Терентий скреб уже затылок, а не скатерть.
– На самой верхотуре?
– Да.
– Куды ж он подевался?
– Поляки разорили.
– Пожгли, выходит, – проговорил Терентий. – Так на кой ляд та лествица…
– Получается наоборот, – вдруг смело встряла белобрысая Лариска. – Китеж был – в водах Светлояра скрылся. От нашествия. Ну от от татаро-монголов. А этот – вознесся.
– Китеж святой город, – сказал дед Дюрга.
Священник вздохнул:
– Един свят град – Иерусалим.
– А что, Захар, – сказала Дарья, – не пора ли проветрить народ музыкой?
Захарию, видно, реплика не пришлась по вкусу, и он продолжал меланхолично есть.
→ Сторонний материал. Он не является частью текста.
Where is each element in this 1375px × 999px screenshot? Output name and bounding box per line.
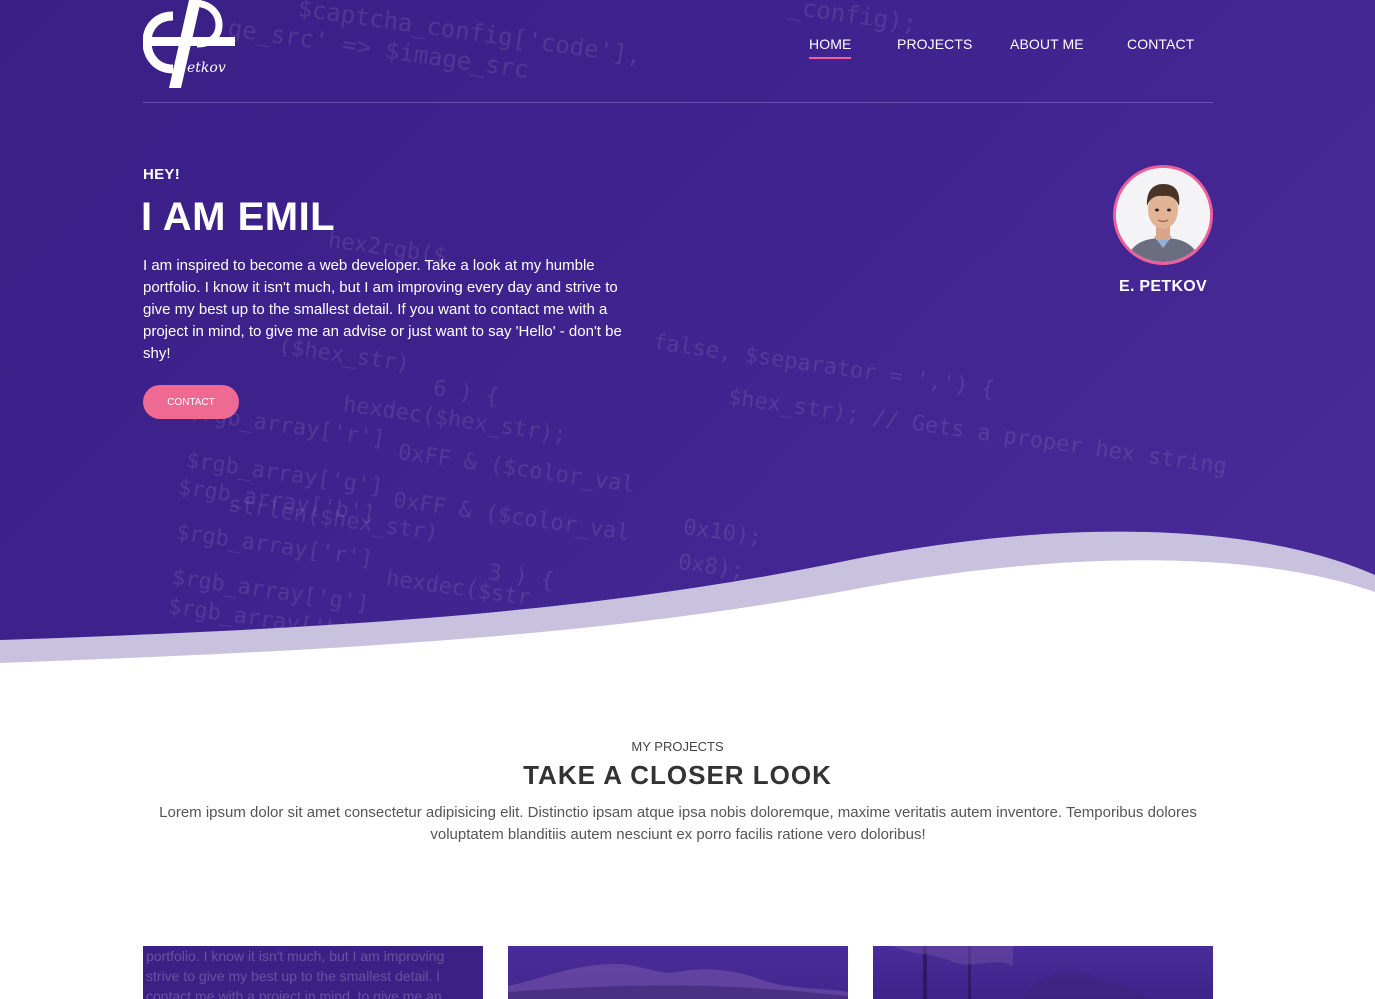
hero-greeting: HEY!	[143, 166, 181, 183]
hero-contact-button[interactable]: CONTACT	[143, 385, 239, 419]
nav-divider	[143, 102, 1213, 103]
projects-description: Lorem ipsum dolor sit amet consectetur a…	[159, 804, 1197, 843]
hero-title: I AM EMIL	[141, 195, 336, 239]
profile-name: E. PETKOV	[1118, 278, 1208, 295]
nav-projects[interactable]: PROJECTS	[897, 36, 972, 58]
main-nav: HOME PROJECTS ABOUT ME CONTACT	[0, 36, 1375, 66]
hero-intro: I am inspired to become a web developer.…	[143, 257, 622, 362]
project-card-image	[893, 946, 1153, 999]
projects-title: TAKE A CLOSER LOOK	[523, 760, 832, 790]
project-card[interactable]	[508, 946, 848, 999]
nav-home[interactable]: HOME	[809, 36, 852, 59]
project-card[interactable]	[873, 946, 1213, 999]
preview-line: strive to give my best up to the smalles…	[146, 968, 441, 984]
project-card-preview: portfolio. I know it isn't much, but I a…	[146, 946, 483, 999]
preview-line: portfolio. I know it isn't much, but I a…	[146, 948, 445, 964]
avatar	[1113, 165, 1213, 265]
project-card-image	[508, 963, 848, 999]
avatar-photo	[1116, 168, 1210, 262]
project-card[interactable]: portfolio. I know it isn't much, but I a…	[143, 946, 483, 999]
preview-line: contact me with a project in mind, to gi…	[146, 988, 442, 999]
projects-subtitle: MY PROJECTS	[631, 739, 724, 754]
hero-section: $captcha_config['code'], ge_src' => $ima…	[0, 0, 1375, 700]
nav-contact[interactable]: CONTACT	[1127, 36, 1194, 58]
nav-about-me[interactable]: ABOUT ME	[1010, 36, 1084, 58]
Но тут и другие стали просить и требовать музыки.
– До ветру и без музыки можно сбегать, – наконец мрачно изрек Захарий.
Дарья еще сильнее зарделась, беспомощно глянула на Семена. Тот крякнул, подобрался и произнес громко:
– Захарий Залманович! Уж людям не терпится услышать ваш инструмент. Сделайте одолжение.
– Тут и кроме моего имеются инструменты, – сказал Фейгель.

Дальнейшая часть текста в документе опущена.